L’esperienza della Cucina economica monregalese poco per volta si arenava terminando l’attività negli anni drammatici della mobilitazione militare e dell’inizio della I Guerra Mondiale.

Rimaneva tuttavia l’esempio di chi di fronte ad un problema sociale cercava concretamente di trovare una soluzione attraverso forme di solidarietà efficiente.

 Attilio Ianniello

Immagine di copertina: Mondovì Breo, Piazza del Municipio tra XIX e XX secolo.

Note

[1] Cfr. Holyoake George Jacob, La storia dei Probi Pionieri di Rochdale, Roma, 1995

[2] Sul ruolo soprattutto di quest’ultimo si veda Dotta Giovenale, Chiesa e mondo del lavoro in età liberale, Cantalupa (TO), 2008; cfr. anche Ianniello Attilio, Mutualità e cooperazione piemontese di ispirazione cristiana. Dalle Unioni Cattoliche Operaie a Confcooperative Piemonte, Revello, 2010.

[3] Cfr. Luzzatti Luigi, Una parola sulle Società di Mutuo Soccorso. Frammento, 1864, in Luzzatti Luigi, L’ordine sociale, vol. IV, Bologna, 1952, pp. 4-5.

[4] Cfr. La lettera è citata in Palazzini Pietro, Francesco Faà di Bruno – Scienziato e prete, Roma, 1980, pp. 336-338.

[5] Cfr. Letture e conferenze, in “Gazzetta Piemontese” dell’11 marzo 1883.

[6] Cfr. Cucine economiche popolari all’Esposizione, in “Gazzetta Piemontese” del 14 dicembre 1883. Questa iniziativa faceva parte della vocazione filantropica e sociale della Massoneria piemontese. Non a caso la maggior parte dei costitutori di queste cucine economiche erano membri di Logge torinesi, cfr. Novarino Marco, Fratellanza e solidarietà. Massoneria e associazionismo laico in Piemonte dal Risorgimento all’avvento del fascismo, Torino, 2008, pp. 92-93.

[7] Cfr. Vinaj G. S., La Cucina economica popolare all’Esposizione, in “Torino e l’Esposizione Italiana del 1884. Cronaca illustrata della Esposizione nazionale industriale ed artistica del 1884, Torino, 1884, pag. 135.

[8] Cfr. Camera di Commercio di Cuneo, Cuneo 1862-1962. Un secolo di vita economica, Cuneo, 1963, pag. 68.

[9] Cfr. Morzenti Giovanni, Breve storia del credito in provincia di Cuneo, Cuneo, 1994, pp. 47-51.

[10] Cfr. Cucina economica, in “La Stella di Mondovì” del 13 novembre 1887.

[11] Cfr.
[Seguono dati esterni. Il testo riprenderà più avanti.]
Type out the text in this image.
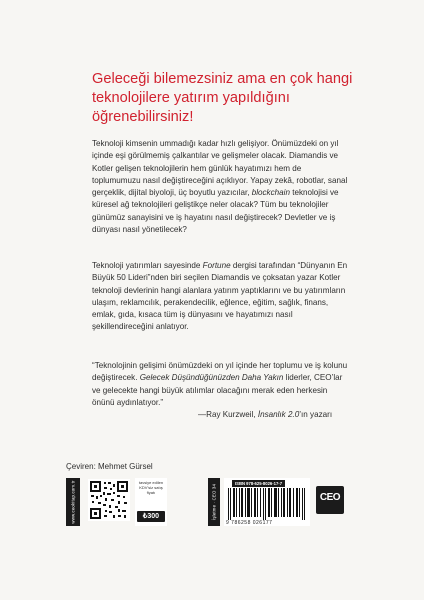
Geleceği bilemezsiniz ama en çok hangi teknolojilere yatırım yapıldığını öğrenebilirsiniz!
Teknoloji kimsenin ummadığı kadar hızlı gelişiyor. Önümüzdeki on yıl içinde eşi görülmemiş çalkantılar ve gelişmeler olacak. Diamandis ve Kotler gelişen teknolojilerin hem günlük hayatımızı hem de toplumumuzu nasıl değiştireceğini açıklıyor. Yapay zekâ, robotlar, sanal gerçeklik, dijital biyoloji, üç boyutlu yazıcılar, blockchain teknolojisi ve küresel ağ teknolojileri geliştikçe neler olacak? Tüm bu teknolojiler günümüz sanayisini ve iş hayatını nasıl değiştirecek? Devletler ve iş dünyası nasıl yönetilecek?
Teknoloji yatırımları sayesinde Fortune dergisi tarafından “Dünyanın En Büyük 50 Lideri”nden biri seçilen Diamandis ve çoksatan yazar Kotler teknoloji devlerinin hangi alanlara yatırım yaptıklarını ve bu yatırımların ulaşım, reklamcılık, perakendecilik, eğlence, eğitim, sağlık, finans, emlak, gıda, kısaca tüm iş dünyasını ve hayatımızı nasıl şekillendireceğini anlatıyor.
“Teknolojinin gelişimi önümüzdeki on yıl içinde her toplumu ve iş kolunu değiştirecek. Gelecek Düşündüğünüzden Daha Yakın liderler, CEO’lar ve gelecekte hangi büyük atılımlar olacağını merak eden herkesin önünü aydınlatıyor.”
—Ray Kurzweil, İnsanlık 2.0’ın yazarı
Çeviren: Mehmet Gürsel
www.ceokitap.com.tr	tavsiye edilen KDV’siz satış fiyatı
₺300	İşletme · CEO 34
ISBN 978-625-8026-17-7
9 786258 026177
CEO
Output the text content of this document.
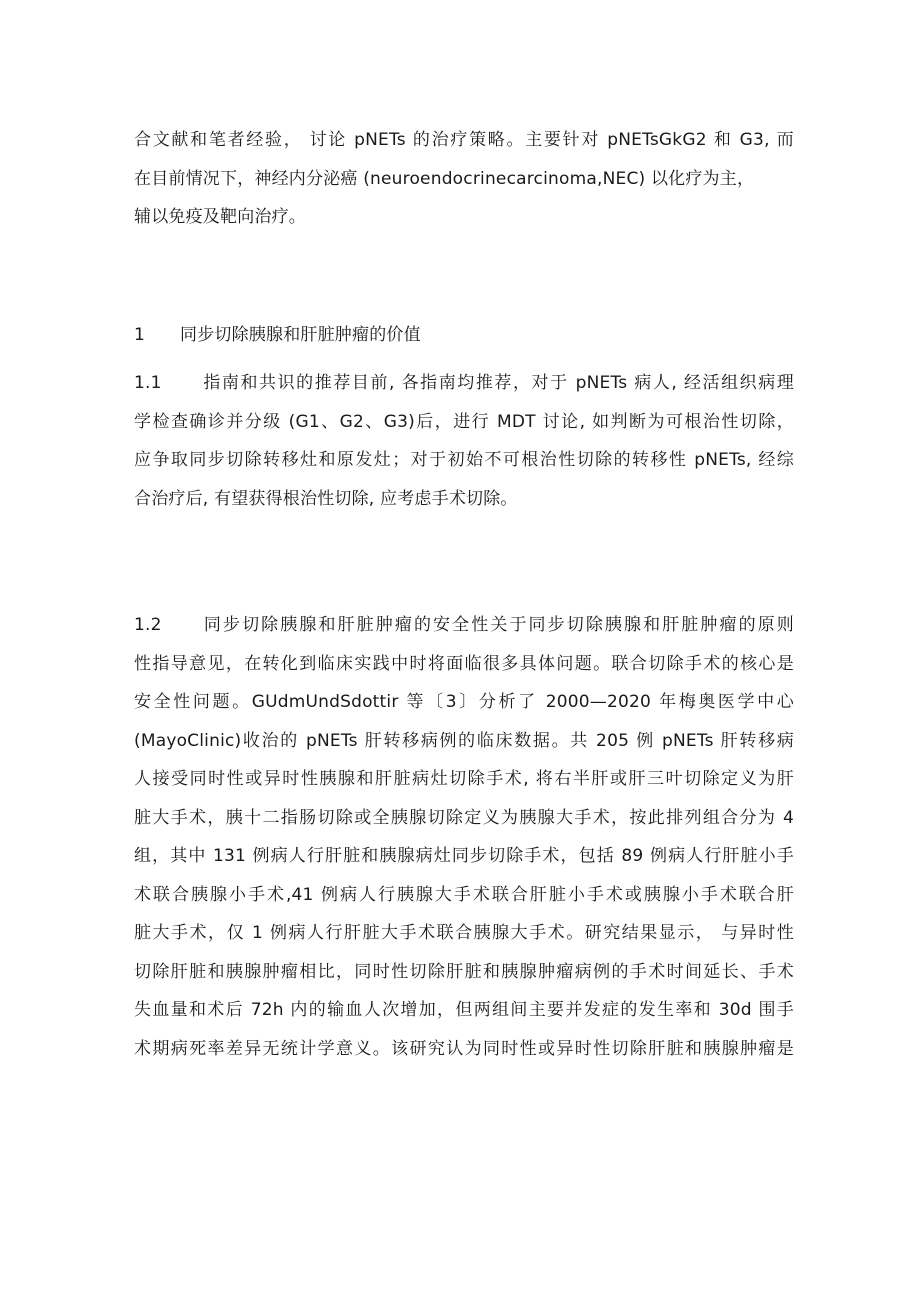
合文献和笔者经验， 讨论 pNETs 的治疗策略。主要针对 pNETsGkG2 和 G3, 而
在目前情况下，神经内分泌癌 (neuroendocrinecarcinoma,NEC) 以化疗为主，
辅以免疫及靶向治疗。
1 同步切除胰腺和肝脏肿瘤的价值
1.1 指南和共识的推荐目前, 各指南均推荐，对于 pNETs 病人, 经活组织病理
学检查确诊并分级 (G1、G2、G3)后，进行 MDT 讨论, 如判断为可根治性切除，
应争取同步切除转移灶和原发灶；对于初始不可根治性切除的转移性 pNETs, 经综
合治疗后, 有望获得根治性切除, 应考虑手术切除。
1.2 同步切除胰腺和肝脏肿瘤的安全性关于同步切除胰腺和肝脏肿瘤的原则
性指导意见，在转化到临床实践中时将面临很多具体问题。联合切除手术的核心是
安全性问题。GUdmUndSdottir 等〔3〕分析了 2000—2020 年梅奥医学中心
(MayoClinic)收治的 pNETs 肝转移病例的临床数据。共 205 例 pNETs 肝转移病
人接受同时性或异时性胰腺和肝脏病灶切除手术, 将右半肝或肝三叶切除定义为肝
脏大手术，胰十二指肠切除或全胰腺切除定义为胰腺大手术，按此排列组合分为 4
组，其中 131 例病人行肝脏和胰腺病灶同步切除手术，包括 89 例病人行肝脏小手
术联合胰腺小手术,41 例病人行胰腺大手术联合肝脏小手术或胰腺小手术联合肝
脏大手术，仅 1 例病人行肝脏大手术联合胰腺大手术。研究结果显示， 与异时性
切除肝脏和胰腺肿瘤相比，同时性切除肝脏和胰腺肿瘤病例的手术时间延长、手术
失血量和术后 72h 内的输血人次增加，但两组间主要并发症的发生率和 30d 围手
术期病死率差异无统计学意义。该研究认为同时性或异时性切除肝脏和胰腺肿瘤是
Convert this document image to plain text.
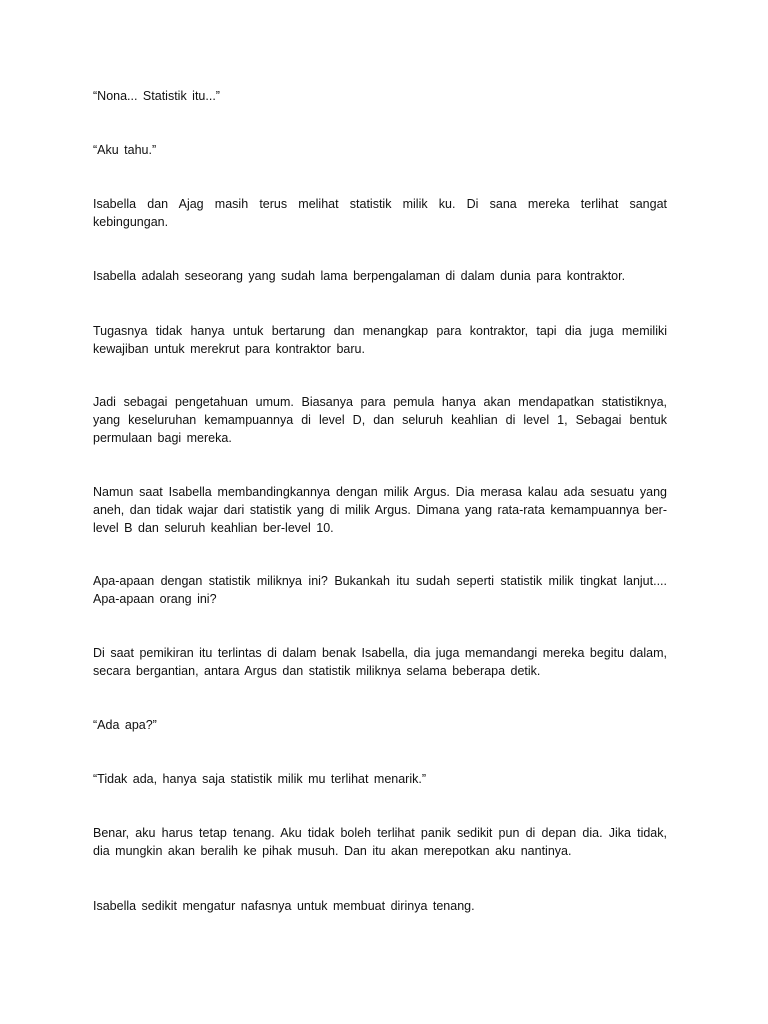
“Nona... Statistik itu...”

“Aku tahu.”

Isabella dan Ajag masih terus melihat statistik milik ku. Di sana mereka terlihat sangat kebingungan.

Isabella adalah seseorang yang sudah lama berpengalaman di dalam dunia para kontraktor.

Tugasnya tidak hanya untuk bertarung dan menangkap para kontraktor, tapi dia juga memiliki kewajiban untuk merekrut para kontraktor baru.

Jadi sebagai pengetahuan umum. Biasanya para pemula hanya akan mendapatkan statistiknya, yang keseluruhan kemampuannya di level D, dan seluruh keahlian di level 1, Sebagai bentuk permulaan bagi mereka.

Namun saat Isabella membandingkannya dengan milik Argus. Dia merasa kalau ada sesuatu yang aneh, dan tidak wajar dari statistik yang di milik Argus. Dimana yang rata-rata kemampuannya ber-level B dan seluruh keahlian ber-level 10.

Apa-apaan dengan statistik miliknya ini? Bukankah itu sudah seperti statistik milik tingkat lanjut.... Apa-apaan orang ini?

Di saat pemikiran itu terlintas di dalam benak Isabella, dia juga memandangi mereka begitu dalam, secara bergantian, antara Argus dan statistik miliknya selama beberapa detik.

“Ada apa?”

“Tidak ada, hanya saja statistik milik mu terlihat menarik.”

Benar, aku harus tetap tenang. Aku tidak boleh terlihat panik sedikit pun di depan dia. Jika tidak, dia mungkin akan beralih ke pihak musuh. Dan itu akan merepotkan aku nantinya.

Isabella sedikit mengatur nafasnya untuk membuat dirinya tenang.
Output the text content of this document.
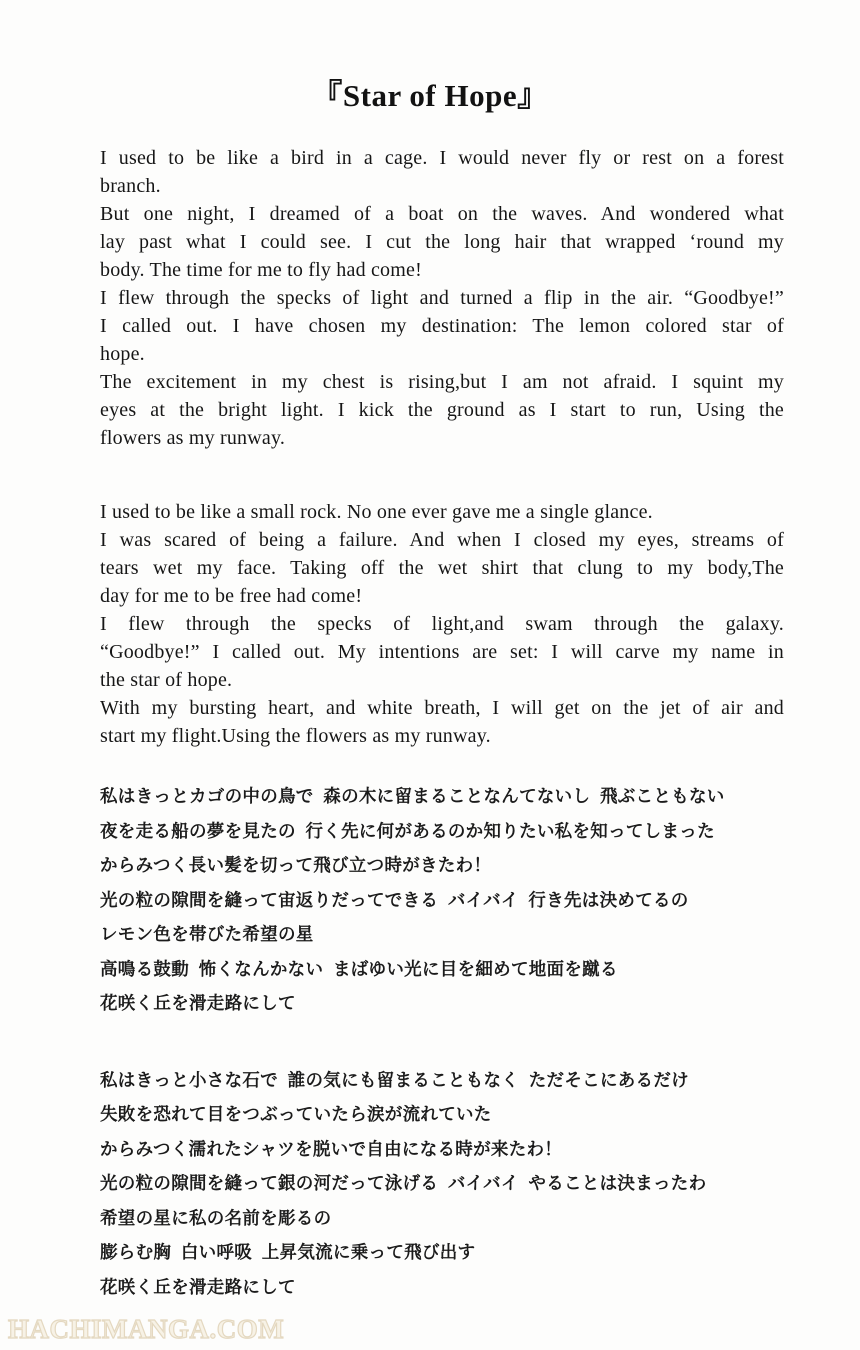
『Star of Hope』
I used to be like a bird in a cage. I would never fly or rest on a forest
branch.
But one night, I dreamed of a boat on the waves. And wondered what
lay past what I could see. I cut the long hair that wrapped ‘round my
body. The time for me to fly had come!
I flew through the specks of light and turned a flip in the air. “Goodbye!”
I called out. I have chosen my destination: The lemon colored star of
hope.
The excitement in my chest is rising,but I am not afraid. I squint my
eyes at the bright light. I kick the ground as I start to run, Using the
flowers as my runway.
I used to be like a small rock. No one ever gave me a single glance.
I was scared of being a failure. And when I closed my eyes, streams of
tears wet my face. Taking off the wet shirt that clung to my body,The
day for me to be free had come!
I flew through the specks of light,and swam through the galaxy.
“Goodbye!” I called out. My intentions are set: I will carve my name in
the star of hope.
With my bursting heart, and white breath, I will get on the jet of air and
start my flight.Using the flowers as my runway.
私はきっとカゴの中の鳥で 森の木に留まることなんてないし 飛ぶこともない
夜を走る船の夢を見たの 行く先に何があるのか知りたい私を知ってしまった
からみつく長い髪を切って飛び立つ時がきたわ！
光の粒の隙間を縫って宙返りだってできる バイバイ 行き先は決めてるの
レモン色を帯びた希望の星
高鳴る鼓動 怖くなんかない まばゆい光に目を細めて地面を蹴る
花咲く丘を滑走路にして
私はきっと小さな石で 誰の気にも留まることもなく ただそこにあるだけ
失敗を恐れて目をつぶっていたら涙が流れていた
からみつく濡れたシャツを脱いで自由になる時が来たわ！
光の粒の隙間を縫って銀の河だって泳げる バイバイ やることは決まったわ
希望の星に私の名前を彫るの
膨らむ胸 白い呼吸 上昇気流に乗って飛び出す
花咲く丘を滑走路にして
HACHIMANGA.COM
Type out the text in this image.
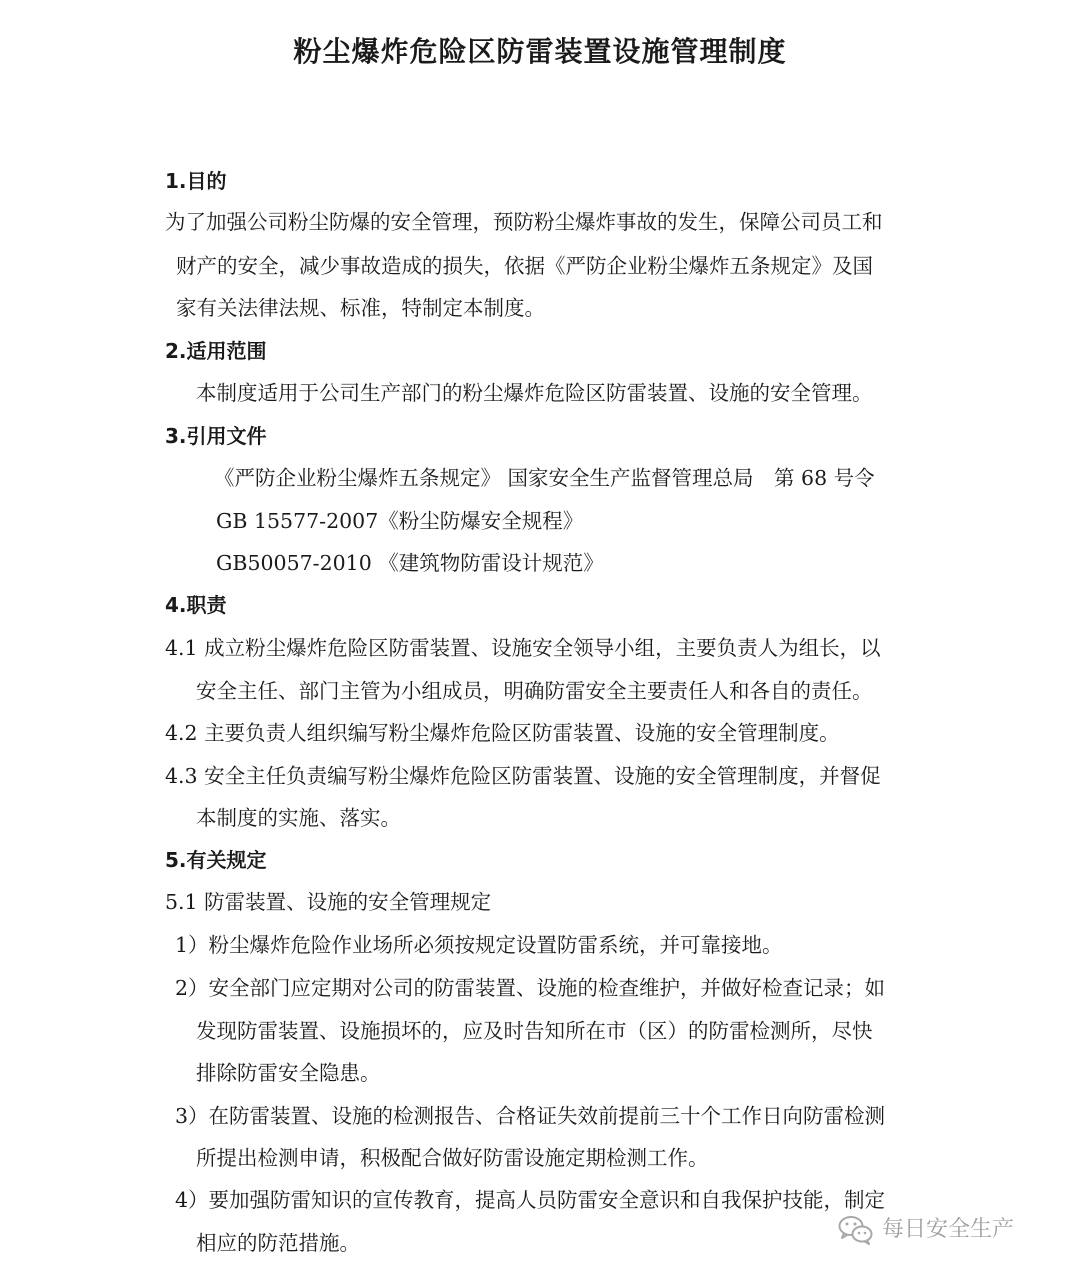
粉尘爆炸危险区防雷装置设施管理制度
1.目的
为了加强公司粉尘防爆的安全管理，预防粉尘爆炸事故的发生，保障公司员工和
财产的安全，减少事故造成的损失，依据《严防企业粉尘爆炸五条规定》及国
家有关法律法规、标准，特制定本制度。
2.适用范围
本制度适用于公司生产部门的粉尘爆炸危险区防雷装置、设施的安全管理。
3.引用文件
《严防企业粉尘爆炸五条规定》 国家安全生产监督管理总局　第 68 号令
GB 15577-2007《粉尘防爆安全规程》
GB50057-2010 《建筑物防雷设计规范》
4.职责
4.1 成立粉尘爆炸危险区防雷装置、设施安全领导小组，主要负责人为组长，以
安全主任、部门主管为小组成员，明确防雷安全主要责任人和各自的责任。
4.2 主要负责人组织编写粉尘爆炸危险区防雷装置、设施的安全管理制度。
4.3 安全主任负责编写粉尘爆炸危险区防雷装置、设施的安全管理制度，并督促
本制度的实施、落实。
5.有关规定
5.1 防雷装置、设施的安全管理规定
1）粉尘爆炸危险作业场所必须按规定设置防雷系统，并可靠接地。
2）安全部门应定期对公司的防雷装置、设施的检查维护，并做好检查记录；如
发现防雷装置、设施损坏的，应及时告知所在市（区）的防雷检测所，尽快
排除防雷安全隐患。
3）在防雷装置、设施的检测报告、合格证失效前提前三十个工作日向防雷检测
所提出检测申请，积极配合做好防雷设施定期检测工作。
4）要加强防雷知识的宣传教育，提高人员防雷安全意识和自我保护技能，制定
相应的防范措施。
每日安全生产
Cucina economica, in “La Stella di Mondovì” dell’11 dicembre 1887.

[12] Cfr. Cucine economiche, in “La Stella di Mondovì” del 20 novembre 1887.

[13] Cfr. Per la Cucina economica, in “La Stella di Mondovì” del 4 dicembre 1887.

[14] Cfr. Le Cucine economiche, in “Gazzetta di Mondovì” del 13 gennaio 1912.